Try to shift perspective and re-label discomfort as serving a purpose. Literally as an actor it is inviting you to become present.

7)       Let Go

This last step is a series of considerations that may just be the nudge or the quiet support you need, to feel the shift. Because once the shift happens, whether gradually over time or in an epiphany, you will experience a resounding confidence through out you.

The anxiety you are experiencing is in every single human being and has been there since we became animals with a central nervous system to the moment we are conceived.

Your own anxiety has been with you for a long time and it has been like an untrained puppy. No rules. No guidance. Scared and unpredictable. You are now giving it rules, boundaries and purpose. It will become calm and obey.

Your anxiety will be a ride, it will ebb and flow, heighten and shrink, as you practice these techniques but over time it really will become an asset rather than an obstacle.

The seed has been planted. Now water it.

The Audition:

  1. Let go of all expectations.

“I don’t know approach”

I don’t know what they’re looking for.

I don’t know how this will turn out.

I don’t know if I am right or wrong for the part.

I don’t know what they are looking for (either do they!)

  1. Read the sides and break it down.

Where am I?

When am I?

Who am I?

Sex, age, occupation, relationship, passion, fear, secret, dream.

What do I want?

Why do I want it?

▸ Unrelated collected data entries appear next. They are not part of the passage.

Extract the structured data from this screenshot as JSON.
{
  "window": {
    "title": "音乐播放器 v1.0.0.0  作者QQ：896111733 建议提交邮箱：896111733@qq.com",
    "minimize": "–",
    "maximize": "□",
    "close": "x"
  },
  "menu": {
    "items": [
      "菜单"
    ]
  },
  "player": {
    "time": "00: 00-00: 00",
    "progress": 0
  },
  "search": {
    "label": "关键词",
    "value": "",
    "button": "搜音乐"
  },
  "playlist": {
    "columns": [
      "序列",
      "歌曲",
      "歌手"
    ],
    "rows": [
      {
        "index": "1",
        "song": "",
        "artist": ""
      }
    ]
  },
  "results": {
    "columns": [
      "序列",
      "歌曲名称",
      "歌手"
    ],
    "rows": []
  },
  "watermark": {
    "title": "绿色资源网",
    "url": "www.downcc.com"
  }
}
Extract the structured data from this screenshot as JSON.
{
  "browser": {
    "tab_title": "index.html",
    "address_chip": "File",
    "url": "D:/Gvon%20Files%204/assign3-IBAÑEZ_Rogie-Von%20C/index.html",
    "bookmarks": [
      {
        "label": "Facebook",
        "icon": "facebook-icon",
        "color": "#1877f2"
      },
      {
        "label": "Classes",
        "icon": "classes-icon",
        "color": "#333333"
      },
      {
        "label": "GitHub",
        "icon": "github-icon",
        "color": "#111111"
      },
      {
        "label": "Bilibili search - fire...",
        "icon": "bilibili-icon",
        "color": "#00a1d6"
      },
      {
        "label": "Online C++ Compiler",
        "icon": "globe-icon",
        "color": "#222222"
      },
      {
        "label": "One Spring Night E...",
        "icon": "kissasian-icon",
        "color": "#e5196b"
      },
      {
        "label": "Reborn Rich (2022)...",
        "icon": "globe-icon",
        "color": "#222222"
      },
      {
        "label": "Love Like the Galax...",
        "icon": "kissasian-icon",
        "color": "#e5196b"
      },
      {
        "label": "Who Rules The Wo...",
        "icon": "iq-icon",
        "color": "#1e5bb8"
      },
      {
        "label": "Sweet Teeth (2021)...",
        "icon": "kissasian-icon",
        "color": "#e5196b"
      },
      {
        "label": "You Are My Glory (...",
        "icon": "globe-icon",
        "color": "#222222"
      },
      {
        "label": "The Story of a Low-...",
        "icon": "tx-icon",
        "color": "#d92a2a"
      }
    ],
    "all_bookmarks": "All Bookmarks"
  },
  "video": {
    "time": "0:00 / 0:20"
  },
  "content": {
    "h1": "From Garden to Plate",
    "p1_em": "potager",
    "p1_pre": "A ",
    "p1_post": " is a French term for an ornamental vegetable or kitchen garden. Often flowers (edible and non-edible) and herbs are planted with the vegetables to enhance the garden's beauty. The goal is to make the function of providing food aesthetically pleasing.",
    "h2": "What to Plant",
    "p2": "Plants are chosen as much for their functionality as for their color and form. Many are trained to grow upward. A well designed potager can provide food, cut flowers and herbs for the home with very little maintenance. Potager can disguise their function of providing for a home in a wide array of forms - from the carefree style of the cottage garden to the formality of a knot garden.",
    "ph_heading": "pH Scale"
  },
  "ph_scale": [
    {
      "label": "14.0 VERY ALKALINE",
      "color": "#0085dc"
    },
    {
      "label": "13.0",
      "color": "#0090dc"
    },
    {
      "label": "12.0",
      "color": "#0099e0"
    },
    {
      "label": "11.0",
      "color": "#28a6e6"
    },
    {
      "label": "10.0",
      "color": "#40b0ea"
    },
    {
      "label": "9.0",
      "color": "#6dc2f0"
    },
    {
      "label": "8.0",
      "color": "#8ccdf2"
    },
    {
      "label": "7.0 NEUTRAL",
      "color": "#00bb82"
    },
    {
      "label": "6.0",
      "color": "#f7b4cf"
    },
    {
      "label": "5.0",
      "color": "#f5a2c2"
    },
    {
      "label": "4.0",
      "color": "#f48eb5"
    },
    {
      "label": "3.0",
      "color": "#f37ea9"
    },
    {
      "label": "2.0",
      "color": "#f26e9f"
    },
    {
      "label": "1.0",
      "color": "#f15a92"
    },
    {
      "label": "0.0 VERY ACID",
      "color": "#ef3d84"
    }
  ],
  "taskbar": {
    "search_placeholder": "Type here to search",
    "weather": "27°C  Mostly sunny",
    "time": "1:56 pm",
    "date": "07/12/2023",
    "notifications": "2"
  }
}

What in my history has brought me to it?

Who am I communicating with?

How do I feel about them?

Who are they to me?

  1. Personalize.

I am similar like this.

I have experienced similarly this or that.

I have shared this dynamic with this person.

I am different like this.

  1. Make choices and run scene trying them.

Run the scene trying to express your answers to as many of the answers that came before this in behaviors, gestures and actions. No talk.

Set up the given circumstances as real as you can.

Get others involved to play the parts and ask them to be invested and play.

Give yourself different but clear POV’s. I feel like this, I want this, I hate this, I’m afraid of this….

Be curios. Enjoy. Explore. We are lucky to be doing this for a job.

  1. Take it up a level.

This could be my job for the next, week, month, or even years. How seriously, would you take developing this character if you know you are doing this for the next 5 years of your life?

Tattoos, scars, vintage clothes, fake teeth, accents, injuries, diseases, quirks, make up, etc. etc. etc – be specific and make it so real you are excited to share it. You have created something you are proud of.

  1. Relaxations.

Breathe – 5-minute exercise.

Visualization – 5 minute exercise.

Music – Play music that pulls you in.

  1. Owning the room

Welcome them as if they have just entered your living room.

Set-up YOUR environment.

Close your eyes and take a minute to get centered and respect your work.

Lower their judgment by making them feel safe with your confidence and ease with your work. “I know what I’m doing so sit back and relax.”

Thank them and leave.

 

You have a gift and an amazing opportunity. Indulge and take it to the top of your abilities. Don’t be lazy!

Put yourself ahead of 99% of everybody else. Become someone else, believe it and live it – every moment of it. You prove to yourself every time you have the chance how good your are, how imaginative, how unique and how committed. It goes all the way and you will feel more and more confident and you will actually get to a place were you love the chance to prove it.